Since the Maoist campaign to overthrow the government began nine years ago, education has been one of the hardest hit development sectors. On the advice of aid agencies, the government is continuing the process of decentralising the public education system in line with the Local Self Governance Act of 1999.
In the past two years, nearly 2,200 schools have been handed over to local community control. The move followed calls by experts for the government to relinquish power over a sector it could not control, especially in Maoist-controlled villages. It was believed that poor, local communities would meet with less interference as the Maoists tried to hang on to dwindling local support.
Under the Community School Support Programme (CSSP) the government provides a grant of nearly US $1,500 to each community-managed public school. Supported and spearheaded by the World Bank, these schools will now be run independently without any interference from the government.
"Such an initiative can help Nepal to achieve its education goals," said education expert Sanphe Lhalungpa from the United Nations Children's Fund (UNICEF).
The programme has already proved to be a big success in enrolling children in many districts, he said, noting one of the agency's key challenges was preventing children from dropping out of education.
"What makes the programme special is that we will be able to keep a lot of children in school, which otherwise would not have been possible," Rajendra Joshi, a senior education specialist of the World Bank, added.
Retention of students, especially at the primary level, has always posed a big challenge in the country of 28 million, which according to the United Nations has one of the highest school dropout rates in the world. Analysts note that the Himalayan kingdom had a record 70 percent dropout rate for children between the ages of six and 10 years even before the armed Maoist rebellion began. They believe with some certainty that those rates would undoubtedly have worsened since.
Experts cite a lack of school supplies, irresponsible and untrained teachers, combined with a lack of child-friendly school environments, as the main causes.
"Most of the government schools are so under-funded that they have to manage with an annual budget of less than $150," Helen Sherpa from the World Education Group (WEG) explained.
But now experts believe that there could be progress. The government has plans to hand over all 27,000 schools in a few years, providing a unique education model to the developing world, according to international education specialists.

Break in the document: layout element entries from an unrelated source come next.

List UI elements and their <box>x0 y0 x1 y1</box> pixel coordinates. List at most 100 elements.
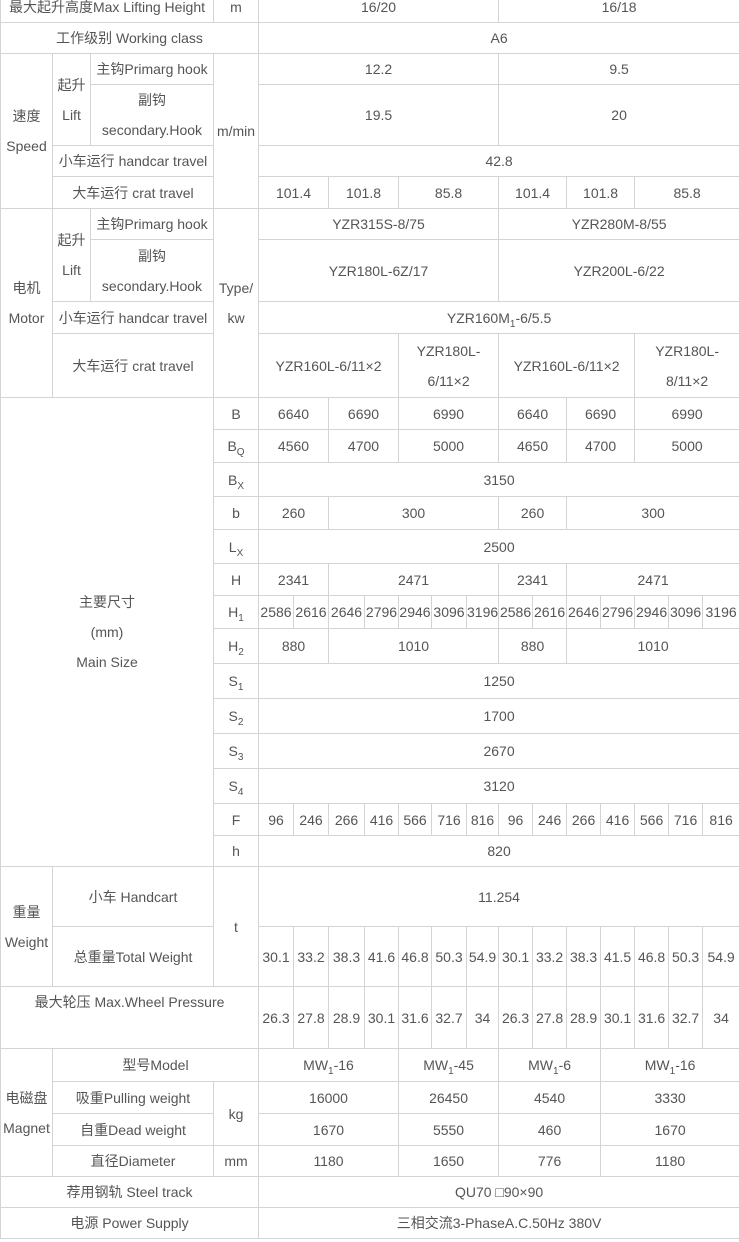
value-cell: 3150 <box>257 462 739 497</box>
text-part: MW <box>528 1057 553 1073</box>
value-cell: 3196 <box>465 595 500 629</box>
value-cell: QU70 □90×90 <box>257 1176 739 1208</box>
row-label: 电源 Power Supply <box>0 1207 259 1239</box>
value-cell: 1670 <box>258 1113 399 1146</box>
dimension-symbol: H1 <box>213 595 259 629</box>
value-cell: 34 <box>702 986 739 1049</box>
value-cell: 246 <box>532 803 568 836</box>
value-cell: 3120 <box>257 768 739 804</box>
value-cell: 2471 <box>327 563 500 596</box>
table-row: 大车运行 crat travel 101.4 101.8 85.8 101.4 101.8… <box>1 176 739 209</box>
value-cell: 266 <box>566 803 602 836</box>
value-cell: 30.1 <box>364 986 399 1049</box>
lift-label: 起升 Lift <box>52 53 91 146</box>
value-cell: YZR160M1-6/5.5 <box>257 301 739 334</box>
row-label: 小车运行 handcar travel <box>52 145 214 177</box>
value-cell: 54.9 <box>702 926 739 987</box>
value-cell: 2586 <box>258 595 294 629</box>
value-cell: 260 <box>258 496 329 530</box>
text-part: MW <box>303 1057 329 1073</box>
table-row: BX 3150 <box>1 462 739 497</box>
subscript: 1 <box>238 613 244 624</box>
value-cell: 2471 <box>566 563 739 596</box>
value-cell: 260 <box>498 496 568 530</box>
text-part: S <box>228 743 238 759</box>
value-cell: 6990 <box>397 397 500 430</box>
value-cell: YZR200L-6/22 <box>498 239 739 302</box>
text-part: S <box>228 708 238 724</box>
label-line: 副钩 <box>138 92 166 108</box>
value-cell: 6690 <box>328 397 399 430</box>
text-part: -16 <box>333 1057 354 1073</box>
table-row: 小车运行 handcar travel YZR160M1-6/5.5 <box>1 301 739 334</box>
motor-group-label: 电机 Motor <box>0 208 53 398</box>
value-cell: 300 <box>327 496 500 530</box>
value-cell: 300 <box>566 496 739 530</box>
value-cell: 2616 <box>293 595 329 629</box>
value-cell: 2946 <box>634 595 670 629</box>
table-row: BQ 4560 4700 5000 4650 4700 5000 <box>1 429 739 463</box>
value-cell: MW1-45 <box>397 1048 500 1082</box>
value-cell: 246 <box>293 803 329 836</box>
value-cell: 2341 <box>258 563 329 596</box>
value-cell: 19.5 <box>257 84 500 146</box>
row-label: 大车运行 crat travel <box>52 176 214 209</box>
text-part: S <box>228 778 238 794</box>
value-cell: 33.2 <box>293 926 329 987</box>
value-cell: 11.254 <box>257 866 739 927</box>
value-cell: 2946 <box>398 595 432 629</box>
value-cell: 5000 <box>634 429 739 463</box>
unit-cell: kg <box>213 1081 259 1146</box>
value-cell: 20 <box>498 84 739 146</box>
value-cell: 31.6 <box>634 986 670 1049</box>
label-line: Main Size <box>76 654 138 670</box>
value-cell: 816 <box>702 803 739 836</box>
subscript: X <box>236 547 244 559</box>
dimension-symbol: h <box>213 835 259 867</box>
text-part: -45 <box>453 1057 474 1073</box>
table-row: 电磁盘 Magnet 型号Model MW1-16 MW1-45 MW1-6 MW1-16 <box>0 1048 739 1177</box>
value-cell: 6640 <box>498 397 568 430</box>
value-cell: 1650 <box>397 1145 500 1177</box>
label-line: Speed <box>6 138 47 154</box>
value-cell: 33.2 <box>532 926 568 987</box>
table-row: S2 1700 <box>1 698 739 734</box>
value-cell: 776 <box>498 1145 602 1177</box>
value-cell: 2796 <box>600 595 636 629</box>
dimension-symbol: S4 <box>213 768 259 804</box>
label-line: 重量 <box>12 903 41 920</box>
label-line: 主要尺寸 <box>79 594 135 610</box>
table-row: 工作级别 Working class A6 <box>0 22 739 54</box>
subscript: 1 <box>553 1066 559 1077</box>
value-cell: 2646 <box>328 595 365 629</box>
text-part: B <box>231 405 241 422</box>
table-row: H1 2586 2616 2646 2796 2946 3096 3196 2586 2616 26… <box>1 595 739 629</box>
unit-cell: m <box>213 0 259 23</box>
speed-group-label: 速度 Speed <box>0 53 53 209</box>
table-row: 小车运行 handcar travel 42.8 <box>1 145 739 177</box>
label-line: 速度 <box>12 108 41 124</box>
subscript: X <box>237 480 244 492</box>
dimension-symbol: H <box>213 563 259 596</box>
label-line: 电机 <box>12 280 41 296</box>
value-cell: MW1-16 <box>600 1048 739 1082</box>
dimension-symbol: B <box>213 397 259 430</box>
value-cell: 50.3 <box>431 926 467 987</box>
value-cell: 96 <box>498 803 534 836</box>
value-cell: 816 <box>465 803 500 836</box>
value-cell: 2616 <box>532 595 568 629</box>
text-part: YZR160M <box>446 309 510 326</box>
value-cell: 416 <box>364 803 399 836</box>
label-line: (mm) <box>90 624 124 640</box>
text-part: F <box>231 811 241 828</box>
dimension-symbol: H2 <box>213 628 259 664</box>
text-part: MW <box>423 1057 449 1073</box>
row-label: 最大起升高度Max Lifting Height <box>0 0 214 23</box>
row-label: 主钩Primarg hook <box>90 208 214 240</box>
row-label: 吸重Pulling weight <box>52 1081 214 1114</box>
value-cell: 566 <box>634 803 670 836</box>
dimension-symbol: BQ <box>213 429 259 463</box>
value-cell: 42.8 <box>257 145 739 177</box>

The community schools will be controlled by locally appointed committees consisting of local social workers, teachers and parents who are primarily farmers, labourers and ordinary villagers. They have the power to hire good teachers and terminate those whose services fail to reach the required standard.
"In the past, all the government has managed to do is appoint those teachers who were politicised and not good enough," explained Joshi. "One thing is for sure. When the community takes over, they would lose all the bad teachers," he added.
Indeed, according to the government's district education officers, many politically appointed teachers neglect their duties altogether and remain absent for months giving the Maoist problem as an excuse.
One success being cited is community-managed schools in western Nepal, a region badly affected by the Maoist insurgency. In the course of this year in Banke district, nearly 700 km west of the capital Kathmandu, 21,632 children were enrolled compared to just 17,318 in 2004, according to the World Education Group.
"In addition, 4,000 more children stayed in school, which proves that with such effective community-based programmes, conflict is not necessarily the real obstacle," said Sherpa.
While many feel that this is an effective programme, they also note that the government must continue monitoring school activities and provide more guidance to local communities so that they can manage the schools effectively in the long run.
Under its Millennium Development Goals (MDGs), Nepal seeks the enrolment of all its children in education by 2015 but analysts claim that the problem is providing continuity to programmes. In the past, Nepal has had effective programmes which were phased out even before the goals were achieved.
"The government should realise that its responsibility does not end by handing over its responsibilities to communities. Giving grants is not enough," education expert Labaraj Oli asserted.
Meanwhile, there is some concern among educators whether communities are in fact capable of managing the schools since they are not well educated themselves, neither are they professionally trained.
"Such prejudice only proves that we tend to look down on grassroots communities," said Joshi, who believes that communities are more responsible and accountable when it comes to their children's schooling.
"This is not about undertaking technical responsibilities but knowing who is a good or a bad teacher," added Joshi
Shankar Sharma, vice-chairman of the government's National Planning Commission, maintained that at the core of the issue is the objective of securing peace for Nepal.
"There is a sign that we may be able to achieve our Millennium Development Goal. It all depends on the intensity of the conflict. Once there is peace, we could achieve about 75 percent of our goals," he said.